The measure includes almost 100 lands provisions from across the country, including eight in Nevada.  

By design, the bill has many provisions supported by lawmakers on both sides of the aisle in order to help ensure its passage.  

But Sen. Tom Coburn, R-Okla. , who has long opposed lands bills, signaled he intends to force the Senate to jump through procedural hoops because of the bundling of the unrelated lands bills in the defense bill.  

Coburn’s leverage may be limited because the bill should arrive from the House in a fashion that would allow it to get through the Senate only requiring one debate-limiting cloture motion and an accompanying 30 hours of debate.  

Reid also filled a spot on the Nuclear Regulatory Commission, which is vital to his effort to keep the Yucca Mountain nuclear waste repository in Nevada a dead issue.  

The confirmation of Jeffrey M. Baran to fill the spot of retiring NRC Chairman Allison M. Macfarlane has increased speculation the president would nominate Stephen Burns to be NRC chairman, who would have the power to keep the agency from taking up the Yucca issue.  

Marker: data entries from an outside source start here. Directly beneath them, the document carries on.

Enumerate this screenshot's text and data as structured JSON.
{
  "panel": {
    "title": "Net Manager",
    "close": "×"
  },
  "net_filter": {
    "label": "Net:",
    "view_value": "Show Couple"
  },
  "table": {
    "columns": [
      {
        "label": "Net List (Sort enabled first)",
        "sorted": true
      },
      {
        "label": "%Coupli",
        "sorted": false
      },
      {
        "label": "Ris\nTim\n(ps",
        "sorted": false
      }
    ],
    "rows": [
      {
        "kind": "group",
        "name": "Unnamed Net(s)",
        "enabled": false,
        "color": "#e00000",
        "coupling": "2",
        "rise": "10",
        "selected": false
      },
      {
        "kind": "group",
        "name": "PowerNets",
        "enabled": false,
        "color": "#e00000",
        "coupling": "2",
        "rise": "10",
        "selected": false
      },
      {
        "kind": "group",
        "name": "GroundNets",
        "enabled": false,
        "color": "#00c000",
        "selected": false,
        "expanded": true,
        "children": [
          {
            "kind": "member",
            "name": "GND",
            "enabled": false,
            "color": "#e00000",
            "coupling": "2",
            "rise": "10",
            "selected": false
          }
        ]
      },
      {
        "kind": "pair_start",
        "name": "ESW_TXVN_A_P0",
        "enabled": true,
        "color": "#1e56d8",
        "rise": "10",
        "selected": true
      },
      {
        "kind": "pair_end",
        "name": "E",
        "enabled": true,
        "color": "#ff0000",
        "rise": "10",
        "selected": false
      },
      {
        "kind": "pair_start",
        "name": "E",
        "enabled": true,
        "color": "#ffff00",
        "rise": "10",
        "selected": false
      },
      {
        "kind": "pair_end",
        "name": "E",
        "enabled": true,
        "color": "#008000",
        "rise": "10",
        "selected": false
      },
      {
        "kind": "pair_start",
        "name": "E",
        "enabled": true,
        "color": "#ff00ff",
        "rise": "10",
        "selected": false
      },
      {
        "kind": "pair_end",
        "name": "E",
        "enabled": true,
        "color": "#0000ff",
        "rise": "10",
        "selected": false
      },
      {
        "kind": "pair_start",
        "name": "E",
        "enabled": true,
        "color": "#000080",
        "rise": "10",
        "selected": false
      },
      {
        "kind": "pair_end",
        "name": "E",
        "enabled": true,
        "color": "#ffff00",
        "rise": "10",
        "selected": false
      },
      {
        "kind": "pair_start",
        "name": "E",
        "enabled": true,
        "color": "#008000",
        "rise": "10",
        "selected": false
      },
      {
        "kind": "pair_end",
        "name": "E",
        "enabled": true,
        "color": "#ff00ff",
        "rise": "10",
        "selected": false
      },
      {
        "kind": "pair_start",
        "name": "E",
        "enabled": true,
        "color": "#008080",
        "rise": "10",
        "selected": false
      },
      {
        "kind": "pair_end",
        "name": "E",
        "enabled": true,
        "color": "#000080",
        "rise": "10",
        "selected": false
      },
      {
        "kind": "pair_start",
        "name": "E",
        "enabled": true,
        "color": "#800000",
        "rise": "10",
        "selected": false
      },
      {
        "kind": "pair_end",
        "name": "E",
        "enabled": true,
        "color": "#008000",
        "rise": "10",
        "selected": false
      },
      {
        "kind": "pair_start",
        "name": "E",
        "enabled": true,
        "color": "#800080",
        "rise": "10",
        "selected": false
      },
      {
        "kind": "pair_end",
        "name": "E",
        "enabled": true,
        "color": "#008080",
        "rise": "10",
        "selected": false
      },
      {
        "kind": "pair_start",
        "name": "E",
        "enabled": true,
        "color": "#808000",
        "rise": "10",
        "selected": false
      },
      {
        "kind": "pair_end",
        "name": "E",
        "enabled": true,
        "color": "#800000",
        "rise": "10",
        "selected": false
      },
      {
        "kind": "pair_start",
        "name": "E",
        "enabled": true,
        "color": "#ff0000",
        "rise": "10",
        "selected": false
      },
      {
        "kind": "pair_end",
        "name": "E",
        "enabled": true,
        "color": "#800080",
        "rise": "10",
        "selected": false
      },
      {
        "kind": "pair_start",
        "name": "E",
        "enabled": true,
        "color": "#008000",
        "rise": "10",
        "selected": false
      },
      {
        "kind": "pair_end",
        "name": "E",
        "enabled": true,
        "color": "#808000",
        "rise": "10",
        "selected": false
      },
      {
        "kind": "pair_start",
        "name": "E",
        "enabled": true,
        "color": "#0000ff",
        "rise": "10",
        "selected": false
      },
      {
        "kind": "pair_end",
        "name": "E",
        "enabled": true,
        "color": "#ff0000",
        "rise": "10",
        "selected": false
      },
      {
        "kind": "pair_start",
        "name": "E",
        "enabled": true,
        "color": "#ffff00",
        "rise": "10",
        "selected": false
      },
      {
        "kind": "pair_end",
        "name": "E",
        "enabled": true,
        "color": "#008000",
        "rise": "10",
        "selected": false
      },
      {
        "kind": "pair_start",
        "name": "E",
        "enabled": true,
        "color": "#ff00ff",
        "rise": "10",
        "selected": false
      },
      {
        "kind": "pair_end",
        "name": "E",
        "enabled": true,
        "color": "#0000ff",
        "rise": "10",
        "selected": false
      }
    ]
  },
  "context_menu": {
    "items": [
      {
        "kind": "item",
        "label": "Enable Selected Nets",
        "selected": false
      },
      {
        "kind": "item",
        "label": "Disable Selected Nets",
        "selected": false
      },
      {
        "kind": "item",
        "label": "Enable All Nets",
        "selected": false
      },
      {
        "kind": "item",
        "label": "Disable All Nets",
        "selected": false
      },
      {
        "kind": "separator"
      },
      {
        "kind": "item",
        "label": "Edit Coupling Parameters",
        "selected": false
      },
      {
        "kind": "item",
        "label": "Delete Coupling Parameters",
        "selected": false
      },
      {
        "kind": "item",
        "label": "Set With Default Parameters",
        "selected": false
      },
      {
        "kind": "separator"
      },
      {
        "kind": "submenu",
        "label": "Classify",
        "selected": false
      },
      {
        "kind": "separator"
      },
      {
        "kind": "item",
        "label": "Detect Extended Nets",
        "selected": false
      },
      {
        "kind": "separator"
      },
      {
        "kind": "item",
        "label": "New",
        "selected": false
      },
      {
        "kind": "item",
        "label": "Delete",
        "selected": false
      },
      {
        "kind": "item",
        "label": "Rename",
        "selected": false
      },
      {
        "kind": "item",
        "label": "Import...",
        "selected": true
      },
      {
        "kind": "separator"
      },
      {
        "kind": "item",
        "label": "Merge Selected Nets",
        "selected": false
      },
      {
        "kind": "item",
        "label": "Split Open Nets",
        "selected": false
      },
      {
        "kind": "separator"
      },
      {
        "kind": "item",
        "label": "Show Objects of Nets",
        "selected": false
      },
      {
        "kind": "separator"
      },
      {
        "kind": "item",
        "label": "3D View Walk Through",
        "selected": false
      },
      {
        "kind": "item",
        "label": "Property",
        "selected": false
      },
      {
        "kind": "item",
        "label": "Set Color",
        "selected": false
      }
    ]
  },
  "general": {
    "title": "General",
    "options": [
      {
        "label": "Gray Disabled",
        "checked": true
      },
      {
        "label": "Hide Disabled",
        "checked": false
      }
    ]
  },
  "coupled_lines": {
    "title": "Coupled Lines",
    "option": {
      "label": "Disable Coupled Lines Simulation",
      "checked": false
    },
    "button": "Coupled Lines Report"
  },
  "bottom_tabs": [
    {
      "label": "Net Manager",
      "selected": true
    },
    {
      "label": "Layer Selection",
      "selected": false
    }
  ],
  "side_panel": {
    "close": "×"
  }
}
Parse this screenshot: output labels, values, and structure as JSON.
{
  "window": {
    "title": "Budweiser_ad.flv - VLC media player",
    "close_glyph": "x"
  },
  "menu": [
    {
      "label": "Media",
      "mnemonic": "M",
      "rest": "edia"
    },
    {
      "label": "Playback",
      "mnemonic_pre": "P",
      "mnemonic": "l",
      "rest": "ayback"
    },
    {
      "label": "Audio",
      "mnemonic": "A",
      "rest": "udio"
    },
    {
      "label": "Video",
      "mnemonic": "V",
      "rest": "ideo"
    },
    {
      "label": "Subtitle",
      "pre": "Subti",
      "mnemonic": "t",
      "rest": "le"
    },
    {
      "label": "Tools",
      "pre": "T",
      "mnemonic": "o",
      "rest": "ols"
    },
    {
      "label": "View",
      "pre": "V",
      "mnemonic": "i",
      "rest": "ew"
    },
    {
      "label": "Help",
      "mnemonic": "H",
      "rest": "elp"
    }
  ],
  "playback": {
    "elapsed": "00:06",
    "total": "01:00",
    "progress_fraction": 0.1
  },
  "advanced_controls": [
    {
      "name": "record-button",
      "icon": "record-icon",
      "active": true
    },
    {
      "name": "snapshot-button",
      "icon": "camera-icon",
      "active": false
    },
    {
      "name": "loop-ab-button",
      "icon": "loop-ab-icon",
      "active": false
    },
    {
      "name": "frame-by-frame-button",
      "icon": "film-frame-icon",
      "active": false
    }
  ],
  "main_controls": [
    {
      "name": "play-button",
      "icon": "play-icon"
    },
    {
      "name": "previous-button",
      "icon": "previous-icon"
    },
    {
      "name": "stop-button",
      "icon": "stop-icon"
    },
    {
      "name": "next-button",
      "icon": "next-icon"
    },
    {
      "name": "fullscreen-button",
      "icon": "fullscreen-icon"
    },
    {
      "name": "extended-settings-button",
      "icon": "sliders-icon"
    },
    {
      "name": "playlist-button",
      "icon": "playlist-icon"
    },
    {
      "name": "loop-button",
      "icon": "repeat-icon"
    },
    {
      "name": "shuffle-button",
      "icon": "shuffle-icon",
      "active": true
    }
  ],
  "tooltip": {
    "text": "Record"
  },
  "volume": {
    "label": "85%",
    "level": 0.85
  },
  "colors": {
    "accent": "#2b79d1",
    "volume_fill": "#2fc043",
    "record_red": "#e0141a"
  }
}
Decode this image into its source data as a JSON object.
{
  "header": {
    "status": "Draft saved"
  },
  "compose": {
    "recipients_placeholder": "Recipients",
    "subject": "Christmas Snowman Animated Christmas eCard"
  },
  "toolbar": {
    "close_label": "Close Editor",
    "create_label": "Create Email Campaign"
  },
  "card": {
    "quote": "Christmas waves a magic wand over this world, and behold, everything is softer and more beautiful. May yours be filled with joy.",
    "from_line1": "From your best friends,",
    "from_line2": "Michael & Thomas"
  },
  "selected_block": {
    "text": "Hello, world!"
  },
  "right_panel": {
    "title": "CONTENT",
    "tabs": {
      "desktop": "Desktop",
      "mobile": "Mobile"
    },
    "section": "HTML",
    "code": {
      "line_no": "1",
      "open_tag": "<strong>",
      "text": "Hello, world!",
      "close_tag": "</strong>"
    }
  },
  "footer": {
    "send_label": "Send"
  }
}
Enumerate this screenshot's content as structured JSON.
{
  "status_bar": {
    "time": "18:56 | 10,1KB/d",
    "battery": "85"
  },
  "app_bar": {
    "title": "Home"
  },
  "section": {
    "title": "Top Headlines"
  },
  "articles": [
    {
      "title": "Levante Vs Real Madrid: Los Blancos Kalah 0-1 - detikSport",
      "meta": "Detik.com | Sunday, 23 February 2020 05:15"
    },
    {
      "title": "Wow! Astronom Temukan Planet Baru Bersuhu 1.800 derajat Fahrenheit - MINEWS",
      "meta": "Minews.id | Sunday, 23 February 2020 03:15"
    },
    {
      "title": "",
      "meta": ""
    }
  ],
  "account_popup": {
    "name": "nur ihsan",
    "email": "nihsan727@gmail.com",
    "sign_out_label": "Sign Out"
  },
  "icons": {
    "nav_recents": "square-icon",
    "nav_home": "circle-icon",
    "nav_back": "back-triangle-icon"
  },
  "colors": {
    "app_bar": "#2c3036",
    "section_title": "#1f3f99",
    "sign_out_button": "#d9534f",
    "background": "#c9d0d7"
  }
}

Burns, who was confirmed in September, has been silent on the Yucca issue during the confirmation process. But he was previously the chief counsel to former NRC Chairman Gregory B. Jaczko, a former Reid staffer and staunch Yucca opponent whom Reid helped install at the NRC. Both Reid and Sen. Dean Heller voted for Burns’ confirmation.  

Reid’s biggest setback in the lame duck came when the White House put the kibosh on a massive tax package he was negotiating with House Republicans, including a permanent tax break for sales taxes, a key for Nevada.  

“Myself, I’ve never seen anything quite like it where a White House preemptively issues a veto threat before a deal is announced,” Manley said. “From my perspective, I think Sen. Reid was trying to do what he could to try and clear the deck before next year, but the White House had other ideas.”  

There has been tension between Reid and the White House since the elections. Reid’s Chief of Staff David Krone went on the record in a Washington Post article calling out the White House for not doing all it could to help keep the Senate majority.  

But Manley downplayed any rift, noting that it is typical for the White House’s interests in the last two years to diverge with party colleagues in Congress.  

“I think from Reid’s perspective, he is not going to spend too much time dwelling on what happened,” Manley said. “That was a couple of weeks ago. Now he’s got to figure out how to get the rest of it done.”